External Memory Interface Handbook Volume 2: Design Guidelines: For UniPHY-based Device Families

ID 683385
Date 3/06/2023
Public
Document Table of Contents

11.1.2. Bank Management Efficiency

The following figures show examples of how the bank management operations affect controller efficiency.

The first figure shows a read operation in which you have to change a row in a bank. This figure shows how CAS latency and precharge and activate commands affect efficiency.

The following figure illustrates a read-after-write operation. The controller changes the row address after the write-to-read from a different row.

Figure 78. Read Operation—Changing A Row in A Bank


The following sequence of events describes the above figure:

  1. The local_read_req signal goes high, and when the local_ready signal goes high, the controller accepts the read request along with the address.
  2. After the memory receives the last write data, the row changes for read. Now you require a precharge command to close the row opened for write. The controller waits for tWR time (3 memory clock cycles) to give the precharge command after the memory receives the last write data.
  3. After the controller issues the precharge command, it must wait for tRP time to issue an activate command to open a row.
  4. After the controller gives the activate command to activate the row, it needs to wait tRCD time to issue a read command.
  5. After the memory receives the read command, it takes the memory some time to provide the data on the pin. This time is known as CAS latency, which is 3 memory clock cycles in this case.
Note: The tWR, tRP, tRCD, and CAS values depend on memory timing parameters.

For this particular case, you need approximately 17 local clock cycles to issue a read command to the memory. Because the row in the bank changes, the read operation takes a longer time, as the controller has to issue the precharge and activate commands first. You do not have to take into account tWTR for this case because the precharge and activate operations already exceeded tWTR time.

The following figure shows the case where you use the same the row and bank address when the controller switches from write to read. In this case, the read command latency is reduced.
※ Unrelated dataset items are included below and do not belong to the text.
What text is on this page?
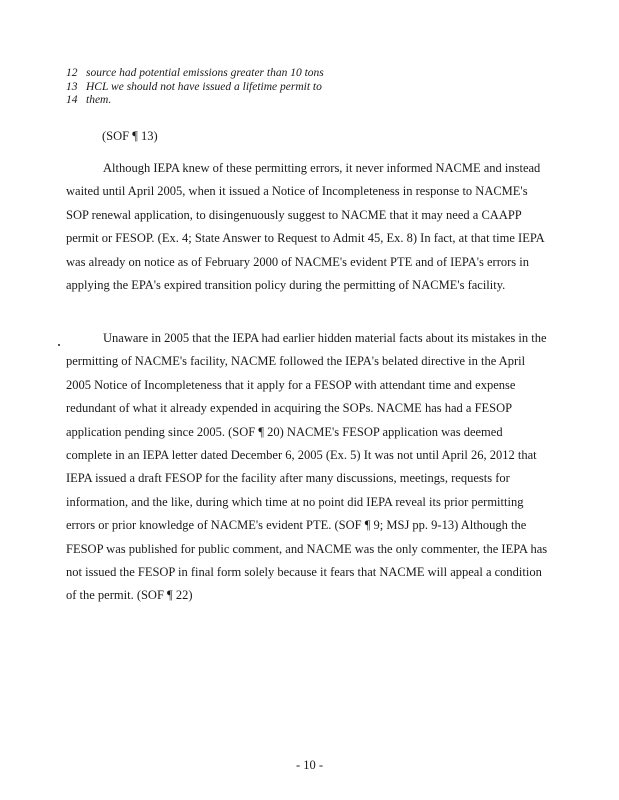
12 source had potential emissions greater than 10 tons
13 HCL we should not have issued a lifetime permit to
14 them.
(SOF ¶ 13)
Although IEPA knew of these permitting errors, it never informed NACME and instead
waited until April 2005, when it issued a Notice of Incompleteness in response to NACME's
SOP renewal application, to disingenuously suggest to NACME that it may need a CAAPP
permit or FESOP. (Ex. 4; State Answer to Request to Admit 45, Ex. 8) In fact, at that time IEPA
was already on notice as of February 2000 of NACME's evident PTE and of IEPA's errors in
applying the EPA's expired transition policy during the permitting of NACME's facility.
Unaware in 2005 that the IEPA had earlier hidden material facts about its mistakes in the
permitting of NACME's facility, NACME followed the IEPA's belated directive in the April
2005 Notice of Incompleteness that it apply for a FESOP with attendant time and expense
redundant of what it already expended in acquiring the SOPs. NACME has had a FESOP
application pending since 2005. (SOF ¶ 20) NACME's FESOP application was deemed
complete in an IEPA letter dated December 6, 2005 (Ex. 5) It was not until April 26, 2012 that
IEPA issued a draft FESOP for the facility after many discussions, meetings, requests for
information, and the like, during which time at no point did IEPA reveal its prior permitting
errors or prior knowledge of NACME's evident PTE. (SOF ¶ 9; MSJ pp. 9-13) Although the
FESOP was published for public comment, and NACME was the only commenter, the IEPA has
not issued the FESOP in final form solely because it fears that NACME will appeal a condition
of the permit. (SOF ¶ 22)
- 10 -
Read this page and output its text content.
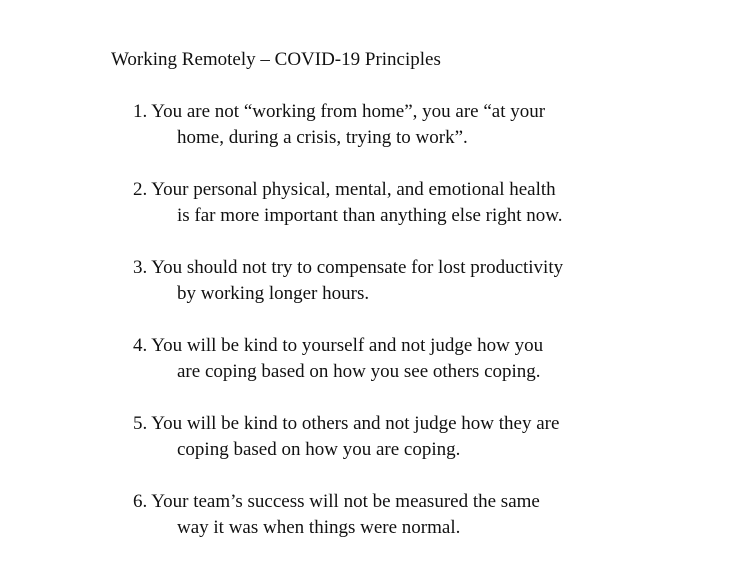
Working Remotely – COVID-19 Principles
1. You are not “working from home”, you are “at your
home, during a crisis, trying to work”.
2. Your personal physical, mental, and emotional health
is far more important than anything else right now.
3. You should not try to compensate for lost productivity
by working longer hours.
4. You will be kind to yourself and not judge how you
are coping based on how you see others coping.
5. You will be kind to others and not judge how they are
coping based on how you are coping.
6. Your team’s success will not be measured the same
way it was when things were normal.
Figure 79. Changing From Write to Read—Same Row and Bank Address


The following sequence of events describes the above figure:

  1. The local_read_req signal goes high and the local_ready signal is high already. The controller accepts the read request along with the address.
  2. When switching from write to read, the controller has to wait tWTR time before it gives a read command to the memory.
  3. The SDRAM device receives the read command.
  4. After the SDRAM device receives the read command, it takes some time to give the data on the pin. This time is called CAS latency, which is 3 memory clock cycles in this case.
Note: The tWTR and CAS values depend on memory timing parameters.

For the case illustrated in the second figure above, you need approximately 11 local clock cycles to issue a read command to the memory. Because the row in the bank remains the same, the controller does not have to issue the precharge and activate commands, which speeds up the read operation and in turn results in a better efficiency compared to the case in the first figure above.

Similarly, if you do not switch between read and write often, the efficiency of your controller improves significantly.